The National Liquor Traders Council (NLTC) is concerned over the restrictions on alcohol sales that goes into effect on Monday, as South Africa moves to Alert Level. 

During the 9 week lockdown, the alcohol industry lost R18 billion in revenue and R3.4 billion in excise tax according to Distell.

For the alcohol industry, this means that consumers can purchase booze on Monday to Friday from 9am-5pm, but weekends are still off limits.

In a statement, Kurt Moore, CEO of the South African Liquor Brand owners Association (SALBA), said the extension in trading hours and the curfew is a positive move for the industry but he worries about the struggling sector.

“Extension of trading days to Friday for off-consumption and two hours extension for on-consumption to midnight is a step in the right direction, but not far enough for our sector that is struggling to recover from the two waves of bans on formal sales of alcohol during the lockdown.”

The NLTC were not informed prior to President Ramaphosa’s reinstatement of the alcohol ban on July 12 and requested financial relief for members of the industry.

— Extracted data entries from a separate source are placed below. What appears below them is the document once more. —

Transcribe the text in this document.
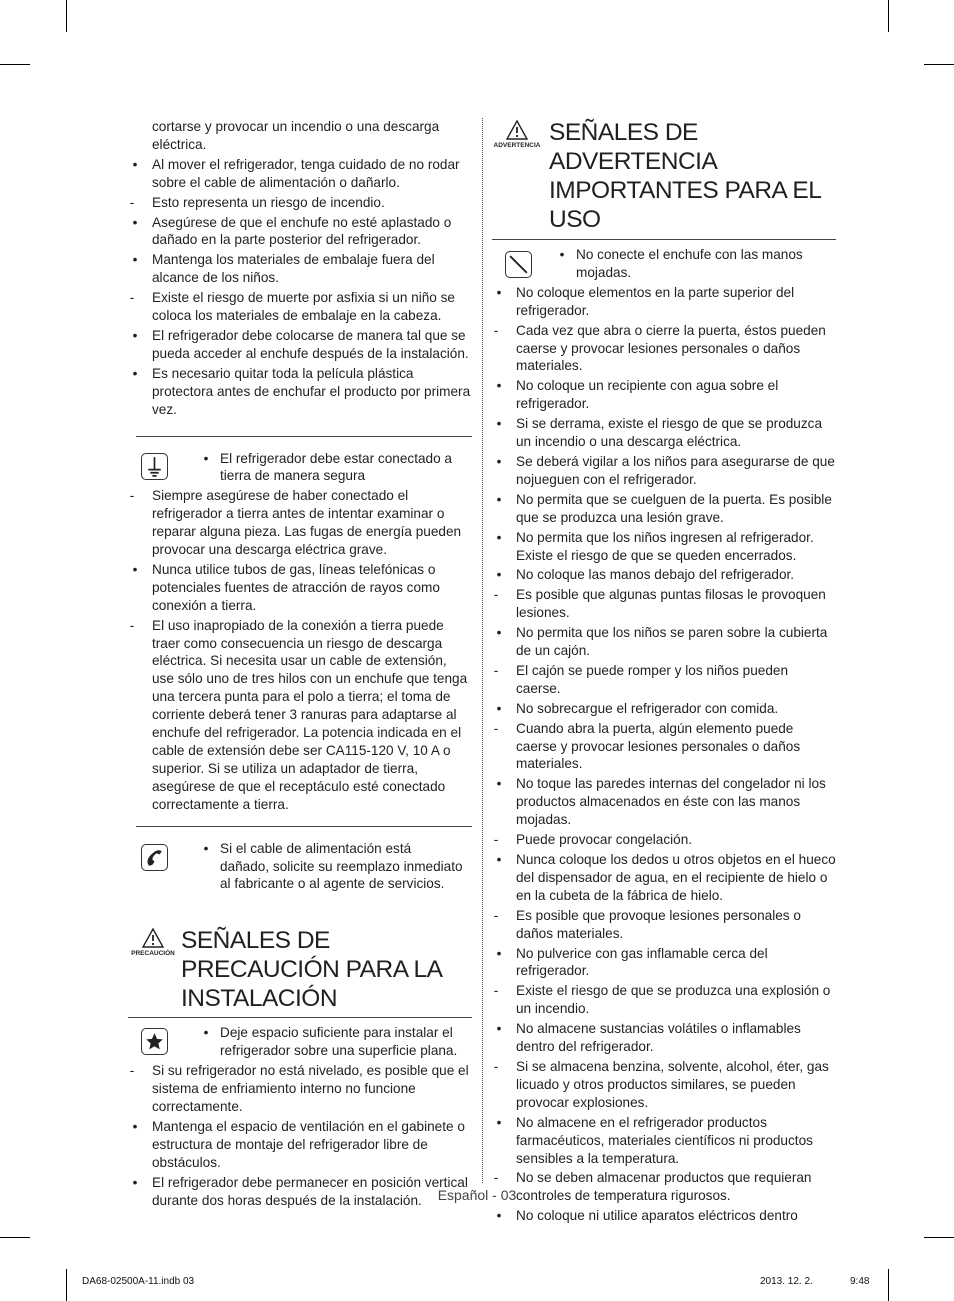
cortarse y provocar un incendio o una descarga eléctrica.
•	Al mover el refrigerador, tenga cuidado de no rodar sobre el cable de alimentación o dañarlo.
-	Esto representa un riesgo de incendio.
•	Asegúrese de que el enchufe no esté aplastado o dañado en la parte posterior del refrigerador.
•	Mantenga los materiales de embalaje fuera del alcance de los niños.
-	Existe el riesgo de muerte por asfixia si un niño se coloca los materiales de embalaje en la cabeza.
•	El refrigerador debe colocarse de manera tal que se pueda acceder al enchufe después de la instalación.
•	Es necesario quitar toda la película plástica protectora antes de enchufar el producto por primera vez.
• El refrigerador debe estar conectado a tierra de manera segura
-	Siempre asegúrese de haber conectado el refrigerador a tierra antes de intentar examinar o reparar alguna pieza. Las fugas de energía pueden provocar una descarga eléctrica grave.
•	Nunca utilice tubos de gas, líneas telefónicas o potenciales fuentes de atracción de rayos como conexión a tierra.
-	El uso inapropiado de la conexión a tierra puede traer como consecuencia un riesgo de descarga eléctrica. Si necesita usar un cable de extensión, use sólo uno de tres hilos con un enchufe que tenga una tercera punta para el polo a tierra; el toma de corriente deberá tener 3 ranuras para adaptarse al enchufe del refrigerador. La potencia indicada en el cable de extensión debe ser CA115-120 V, 10 A o superior. Si se utiliza un adaptador de tierra, asegúrese de que el receptáculo esté conectado correctamente a tierra.
• Si el cable de alimentación está dañado, solicite su reemplazo inmediato al fabricante o al agente de servicios.
PRECAUCIÓN SEÑALES DE PRECAUCIÓN PARA LA INSTALACIÓN
• Deje espacio suficiente para instalar el refrigerador sobre una superficie plana.
-	Si su refrigerador no está nivelado, es posible que el sistema de enfriamiento interno no funcione correctamente.
•	Mantenga el espacio de ventilación en el gabinete o estructura de montaje del refrigerador libre de obstáculos.
•	El refrigerador debe permanecer en posición vertical durante dos horas después de la instalación.
ADVERTENCIA SEÑALES DE ADVERTENCIA IMPORTANTES PARA EL USO
• No conecte el enchufe con las manos mojadas.
•	No coloque elementos en la parte superior del refrigerador.
-	Cada vez que abra o cierre la puerta, éstos pueden caerse y provocar lesiones personales o daños materiales.
•	No coloque un recipiente con agua sobre el refrigerador.
•	Si se derrama, existe el riesgo de que se produzca un incendio o una descarga eléctrica.
•	Se deberá vigilar a los niños para asegurarse de que nojueguen con el refrigerador.
•	No permita que se cuelguen de la puerta. Es posible que se produzca una lesión grave.
•	No permita que los niños ingresen al refrigerador. Existe el riesgo de que se queden encerrados.
•	No coloque las manos debajo del refrigerador.
-	Es posible que algunas puntas filosas le provoquen lesiones.
•	No permita que los niños se paren sobre la cubierta de un cajón.
-	El cajón se puede romper y los niños pueden caerse.
•	No sobrecargue el refrigerador con comida.
-	Cuando abra la puerta, algún elemento puede caerse y provocar lesiones personales o daños materiales.
•	No toque las paredes internas del congelador ni los productos almacenados en éste con las manos mojadas.
-	Puede provocar congelación.
•	Nunca coloque los dedos u otros objetos en el hueco del dispensador de agua, en el recipiente de hielo o en la cubeta de la fábrica de hielo.
-	Es posible que provoque lesiones personales o daños materiales.
•	No pulverice con gas inflamable cerca del refrigerador.
-	Existe el riesgo de que se produzca una explosión o un incendio.
•	No almacene sustancias volátiles o inflamables dentro del refrigerador.
-	Si se almacena benzina, solvente, alcohol, éter, gas licuado y otros productos similares, se pueden provocar explosiones.
•	No almacene en el refrigerador productos farmacéuticos, materiales científicos ni productos sensibles a la temperatura.
-	No se deben almacenar productos que requieran controles de temperatura rigurosos.
•	No coloque ni utilice aparatos eléctricos dentro
Español - 03
DA68-02500A-11.indb 03	2013. 12. 2.	9:48
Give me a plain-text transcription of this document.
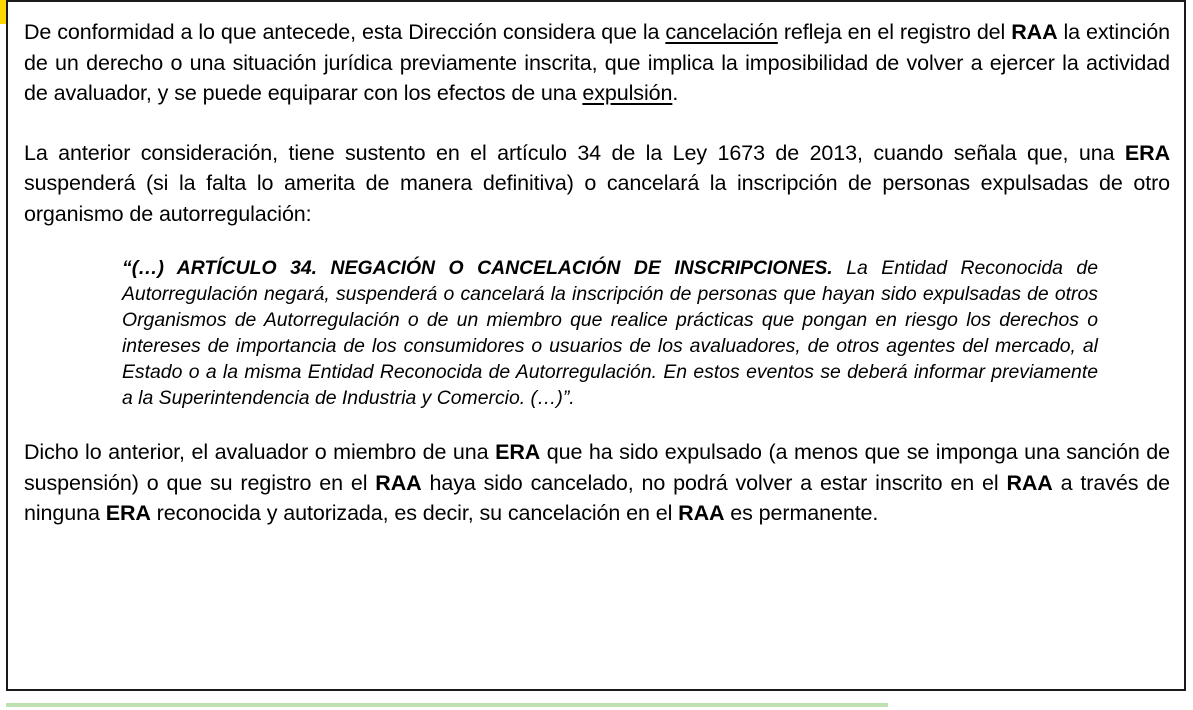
De conformidad a lo que antecede, esta Dirección considera que la cancelación refleja en el registro del RAA la extinción de un derecho o una situación jurídica previamente inscrita, que implica la imposibilidad de volver a ejercer la actividad de avaluador, y se puede equiparar con los efectos de una expulsión.

La anterior consideración, tiene sustento en el artículo 34 de la Ley 1673 de 2013, cuando señala que, una ERA suspenderá (si la falta lo amerita de manera definitiva) o cancelará la inscripción de personas expulsadas de otro organismo de autorregulación:

“(…) ARTÍCULO 34. NEGACIÓN O CANCELACIÓN DE INSCRIPCIONES. La Entidad Reconocida de Autorregulación negará, suspenderá o cancelará la inscripción de personas que hayan sido expulsadas de otros Organismos de Autorregulación o de un miembro que realice prácticas que pongan en riesgo los derechos o intereses de importancia de los consumidores o usuarios de los avaluadores, de otros agentes del mercado, al Estado o a la misma Entidad Reconocida de Autorregulación. En estos eventos se deberá informar previamente a la Superintendencia de Industria y Comercio. (…)”.

Dicho lo anterior, el avaluador o miembro de una ERA que ha sido expulsado (a menos que se imponga una sanción de suspensión) o que su registro en el RAA haya sido cancelado, no podrá volver a estar inscrito en el RAA a través de ninguna ERA reconocida y autorizada, es decir, su cancelación en el RAA es permanente.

“It was our expectation that as a president who thrives on consultation we would at least have been consulted on such an important matter as this, which is literally our livelihood and means of survival, source of pride and a vehicle which enables us to send our kids to school and put food on the table for our families and our workers,” said Ntimane to TimesLive.

Ntimane has celebrated the decision to extend the curfew and liquor trading hours. “We welcome the two-hour extension in trading hours for taverns. This provides an opportunity for the sector to continue to recover. The amendment to 50% capacity instead of 50 people only, provides better variance of application of the rules between outlets with big or small capacity for patrons.”

There are concerns though that the extensions are not enough. According to the SABC, Ntimane has said that they will be addressing government over their concerns.